On Friday Best Buy rejected an offer from company founder Richard Schulze to take the electronics retail giant private. Schulze got the ball rolling last summer when he proposed an informal offer of $24 to $26 per share but according to a source familiar with the matter as reported by Reuters, he was unable to line up the necessary debt and equity financing through private equity sponsors.

During a recent conference call, Best Buy CEO Hubert Joly said Schulze introduced Best Buy to several impressive private equity sponsors that have shown interest in the company but at the end of the day, the cost of the investments were determined to be excessive and dilutive to existing shareholders. As a result, Best Buy decided not to accept the offers.

At one point it is believed that the proposed investment hit $1 billion.

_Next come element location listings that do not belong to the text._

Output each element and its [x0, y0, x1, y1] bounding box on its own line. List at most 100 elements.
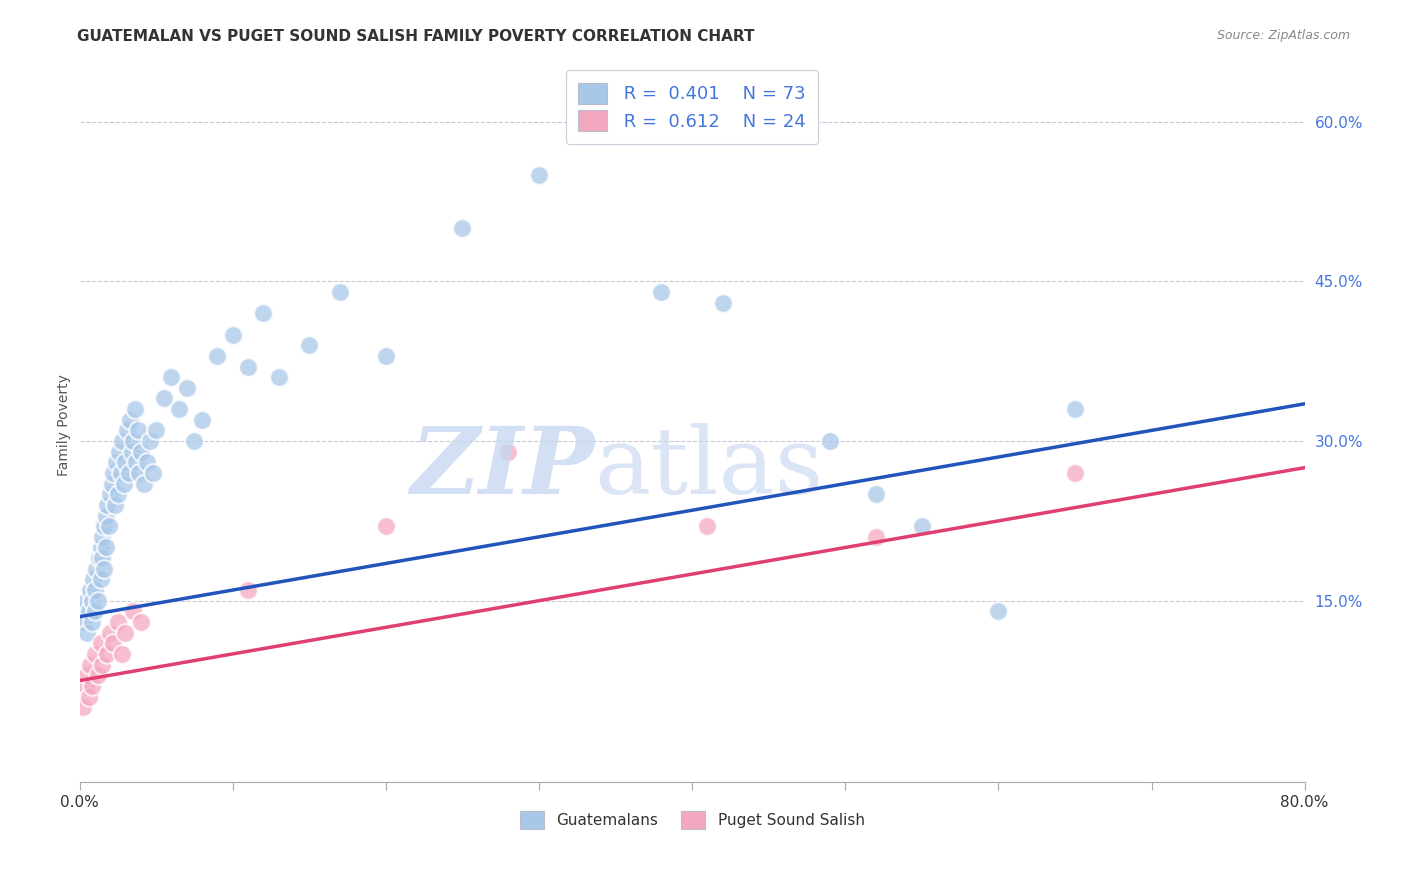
- Point: [1064, 466, 1087, 480]
- Point: [987, 604, 1010, 618]
- Point: [207, 349, 229, 363]
- Point: [87, 668, 110, 682]
- Point: [86, 562, 108, 576]
- Point: [72, 700, 94, 714]
- Point: [77, 690, 100, 704]
- Point: [145, 424, 167, 438]
- Point: [865, 487, 887, 501]
- Point: [125, 455, 148, 469]
- Point: [696, 519, 718, 533]
- Point: [76, 625, 98, 640]
- Point: [374, 519, 396, 533]
- Point: [82, 573, 104, 587]
- Point: [114, 625, 136, 640]
- Point: [94, 508, 117, 523]
- Point: [298, 338, 321, 352]
- Point: [91, 530, 114, 544]
- Point: [122, 434, 145, 448]
- Point: [374, 349, 396, 363]
- Point: [80, 679, 103, 693]
- Point: [129, 615, 152, 629]
- Point: [91, 551, 114, 566]
- Point: [911, 519, 934, 533]
- Point: [527, 168, 550, 182]
- Point: [90, 573, 112, 587]
- Point: [83, 647, 105, 661]
- Point: [236, 583, 259, 598]
- Point: [121, 444, 143, 458]
- Point: [128, 466, 150, 480]
- Point: [107, 615, 129, 629]
- Point: [103, 636, 125, 650]
- Point: [98, 625, 121, 640]
- Point: [111, 647, 134, 661]
- Point: [90, 636, 112, 650]
- Point: [72, 604, 94, 618]
- Point: [108, 444, 131, 458]
- Text: ZIP: ZIP: [409, 423, 595, 513]
- Point: [129, 444, 152, 458]
- Point: [77, 604, 100, 618]
- Text: atlas: atlas: [595, 423, 824, 513]
- Legend: Guatemalans, Puget Sound Salish: Guatemalans, Puget Sound Salish: [513, 805, 870, 835]
- Point: [329, 285, 352, 299]
- Point: [93, 562, 115, 576]
- Point: [110, 466, 132, 480]
- Point: [191, 413, 214, 427]
- Point: [75, 679, 97, 693]
- Point: [105, 455, 128, 469]
- Point: [650, 285, 672, 299]
- Point: [267, 370, 290, 384]
- Point: [167, 402, 190, 417]
- Point: [111, 434, 134, 448]
- Point: [221, 327, 243, 342]
- Point: [118, 413, 141, 427]
- Point: [252, 306, 274, 320]
- Point: [115, 424, 138, 438]
- Point: [124, 402, 146, 417]
- Point: [87, 593, 110, 607]
- Point: [1064, 402, 1087, 417]
- Point: [76, 668, 98, 682]
- Point: [451, 221, 474, 235]
- Y-axis label: Family Poverty: Family Poverty: [58, 374, 72, 476]
- Point: [97, 519, 120, 533]
- Text: Source: ZipAtlas.com: Source: ZipAtlas.com: [1216, 29, 1350, 43]
- Point: [73, 615, 96, 629]
- Point: [83, 604, 105, 618]
- Text: GUATEMALAN VS PUGET SOUND SALISH FAMILY POVERTY CORRELATION CHART: GUATEMALAN VS PUGET SOUND SALISH FAMILY …: [77, 29, 755, 45]
- Point: [865, 530, 887, 544]
- Point: [152, 392, 174, 406]
- Point: [142, 466, 165, 480]
- Point: [117, 466, 139, 480]
- Point: [112, 476, 135, 491]
- Point: [79, 657, 101, 672]
- Point: [132, 476, 155, 491]
- Point: [100, 476, 122, 491]
- Point: [236, 359, 259, 374]
- Point: [93, 519, 115, 533]
- Point: [80, 593, 103, 607]
- Point: [139, 434, 162, 448]
- Point: [122, 604, 145, 618]
- Point: [80, 615, 103, 629]
- Point: [103, 466, 125, 480]
- Point: [107, 487, 129, 501]
- Point: [127, 424, 149, 438]
- Point: [83, 583, 105, 598]
- Point: [94, 541, 117, 555]
- Point: [79, 583, 101, 598]
- Point: [98, 487, 121, 501]
- Point: [183, 434, 205, 448]
- Point: [818, 434, 841, 448]
- Point: [711, 295, 734, 310]
- Point: [104, 498, 127, 512]
- Point: [90, 541, 112, 555]
- Point: [75, 593, 97, 607]
- Point: [114, 455, 136, 469]
- Point: [96, 647, 118, 661]
- Point: [89, 551, 111, 566]
- Point: [135, 455, 157, 469]
- Point: [498, 444, 520, 458]
- Point: [91, 657, 114, 672]
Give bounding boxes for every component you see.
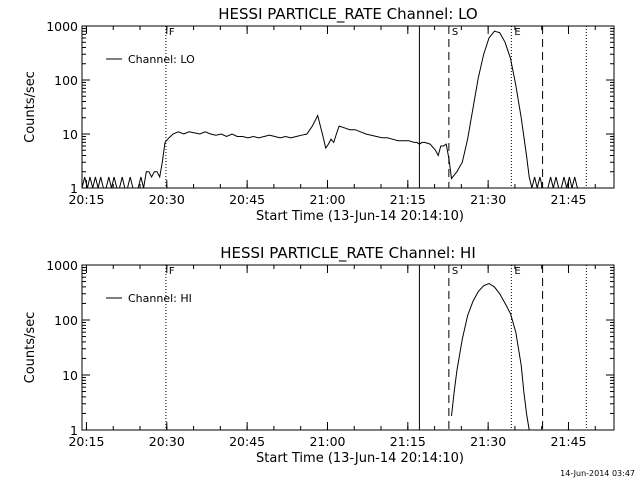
x-tick-label: 20:30 (149, 192, 185, 207)
x-tick-label: 20:30 (149, 434, 185, 449)
y-tick-label: 100 (54, 73, 78, 88)
timestamp-label: 14-Jun-2014 03:47 (560, 469, 635, 478)
event-marker-label: E (514, 266, 520, 277)
panel-channel-lo: HESSI PARTICLE_RATE Channel: LO 1 10 100 100… (23, 5, 615, 224)
event-marker-label: S (452, 266, 458, 277)
x-tick-label: 20:15 (68, 434, 104, 449)
x-tick-label: 20:45 (229, 192, 265, 207)
y-tick-label: 1 (70, 423, 78, 438)
y-tick-label: 10 (62, 368, 78, 383)
x-tick-label: 21:45 (550, 192, 586, 207)
series-line (451, 282, 530, 431)
y-tick-label: 10 (62, 127, 78, 142)
legend-label: Channel: HI (128, 292, 192, 305)
chart-title: HESSI PARTICLE_RATE Channel: HI (220, 244, 476, 263)
legend-label: Channel: LO (128, 53, 195, 66)
panel-channel-hi: HESSI PARTICLE_RATE Channel: HI 1 10 100 100… (23, 244, 615, 466)
plot-frame (81, 264, 615, 431)
x-tick-label: 20:45 (229, 434, 265, 449)
x-tick-label: 21:00 (309, 434, 345, 449)
y-tick-label: 100 (54, 313, 78, 328)
x-tick-label: 21:45 (550, 434, 586, 449)
x-axis-label: Start Time (13-Jun-14 20:14:10) (256, 209, 464, 224)
x-tick-label: 20:15 (68, 192, 104, 207)
event-marker-label: E (514, 27, 520, 38)
series-line (81, 30, 581, 189)
y-tick-label: 1000 (46, 258, 78, 273)
plot-frame (81, 25, 615, 189)
y-tick-label: 1 (70, 181, 78, 196)
x-tick-label: 21:00 (309, 192, 345, 207)
y-axis-label: Counts/sec (23, 71, 38, 143)
event-marker-label: F (169, 27, 175, 38)
event-marker-label: S (452, 27, 458, 38)
x-tick-label: 21:30 (470, 434, 506, 449)
y-tick-label: 1000 (46, 19, 78, 34)
x-axis-label: Start Time (13-Jun-14 20:14:10) (256, 451, 464, 466)
chart-title: HESSI PARTICLE_RATE Channel: LO (218, 5, 477, 24)
x-tick-label: 21:30 (470, 192, 506, 207)
event-marker-label: F (169, 266, 175, 277)
x-tick-label: 21:15 (390, 434, 426, 449)
y-axis-label: Counts/sec (23, 312, 38, 384)
x-tick-label: 21:15 (390, 192, 426, 207)
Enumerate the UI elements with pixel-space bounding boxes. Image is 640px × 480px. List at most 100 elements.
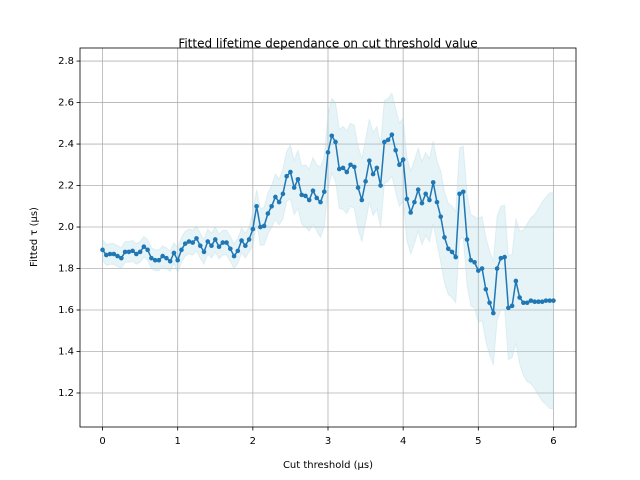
point <box>164 255 169 261</box>
point <box>197 243 203 248</box>
point <box>374 165 380 171</box>
point <box>397 162 402 168</box>
point <box>434 199 440 205</box>
point <box>521 300 526 306</box>
point <box>261 223 267 229</box>
point <box>423 191 428 197</box>
point <box>182 241 188 246</box>
point <box>355 185 361 190</box>
point <box>547 298 552 303</box>
y-tick-label: 1.4 <box>58 346 74 357</box>
point <box>539 299 545 305</box>
point <box>494 266 500 271</box>
error-band <box>102 92 554 410</box>
point <box>502 254 507 260</box>
point <box>250 226 256 232</box>
point <box>344 169 350 175</box>
y-tick-label: 2.0 <box>58 222 74 233</box>
point <box>149 255 154 261</box>
point <box>314 195 320 201</box>
point <box>363 179 368 184</box>
point <box>212 237 218 242</box>
point <box>190 240 196 245</box>
point <box>303 193 308 199</box>
point <box>412 199 417 205</box>
point <box>231 253 237 259</box>
chart-title: Fitted lifetime dependance on cut thresh… <box>178 37 477 51</box>
point <box>329 133 335 139</box>
point <box>160 253 165 259</box>
point <box>536 299 541 305</box>
point <box>472 259 477 265</box>
point <box>235 248 241 254</box>
point <box>336 166 342 172</box>
point <box>205 239 211 244</box>
point <box>228 246 233 252</box>
point <box>460 189 466 195</box>
point <box>224 240 229 245</box>
point <box>119 255 124 261</box>
point <box>295 177 301 182</box>
point <box>175 257 180 263</box>
point <box>325 150 331 155</box>
point <box>430 180 436 185</box>
point <box>400 157 406 162</box>
point <box>528 298 534 303</box>
point <box>551 298 556 303</box>
x-tick-label: 1 <box>175 436 181 447</box>
point <box>506 305 511 311</box>
y-tick-label: 2.4 <box>58 139 74 150</box>
point <box>134 251 139 257</box>
point <box>201 249 207 255</box>
point <box>524 300 530 306</box>
point <box>209 243 214 248</box>
point <box>453 254 459 260</box>
point <box>115 253 120 259</box>
point <box>239 238 244 243</box>
point <box>468 257 474 263</box>
point <box>442 235 447 240</box>
point <box>333 139 338 145</box>
axes-frame <box>79 47 577 428</box>
point <box>122 249 128 255</box>
point <box>498 255 504 261</box>
y-tick-label: 2.2 <box>58 181 74 192</box>
point <box>246 237 252 242</box>
point <box>145 247 150 253</box>
point <box>216 244 222 250</box>
point <box>258 224 263 230</box>
point <box>254 203 259 209</box>
y-tick-label: 1.8 <box>58 264 74 275</box>
point <box>220 240 226 245</box>
point <box>404 196 410 202</box>
point <box>517 295 522 300</box>
point <box>464 237 470 242</box>
point <box>310 188 316 194</box>
point <box>393 147 398 153</box>
point <box>273 194 278 200</box>
point <box>340 165 346 171</box>
x-axis-label: Cut threshold (μs) <box>283 460 373 471</box>
point <box>284 173 289 179</box>
point <box>321 189 327 195</box>
point <box>479 266 485 271</box>
point <box>543 298 549 303</box>
point <box>137 249 143 255</box>
y-tick-label: 1.2 <box>58 388 74 399</box>
point <box>367 158 372 163</box>
point <box>288 169 293 175</box>
point <box>107 251 113 257</box>
point <box>378 183 383 188</box>
point <box>243 243 248 248</box>
x-tick-label: 3 <box>325 436 331 447</box>
point <box>415 187 421 192</box>
point <box>280 191 286 197</box>
point <box>352 164 357 170</box>
point <box>445 246 451 252</box>
point <box>126 249 132 255</box>
point <box>130 248 135 254</box>
point <box>419 200 425 206</box>
point <box>427 197 432 203</box>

We are also hearing that three private equity firms, Cerberus Capital Management LP CBS.UL, TPG Capital TPG.UL and Leonard Green & Partners, were all seeking a seat on the company's board.

The news seemingly ends Schulze's attempt to take Best Buy private and ironically enough, comes on the same day that the company announced better-than-expected quarterly results. One reason for this could be the fact that Best Buy implemented a price matching policy during the holiday buying season to combat showrooming.

For the fourth quarter ending on February 2, the company's loss narrowed to $409 million from $1.82 billion the year before. Revenue was up 0.2 percent to $16.71 billion thanks to renewed momentum in the US.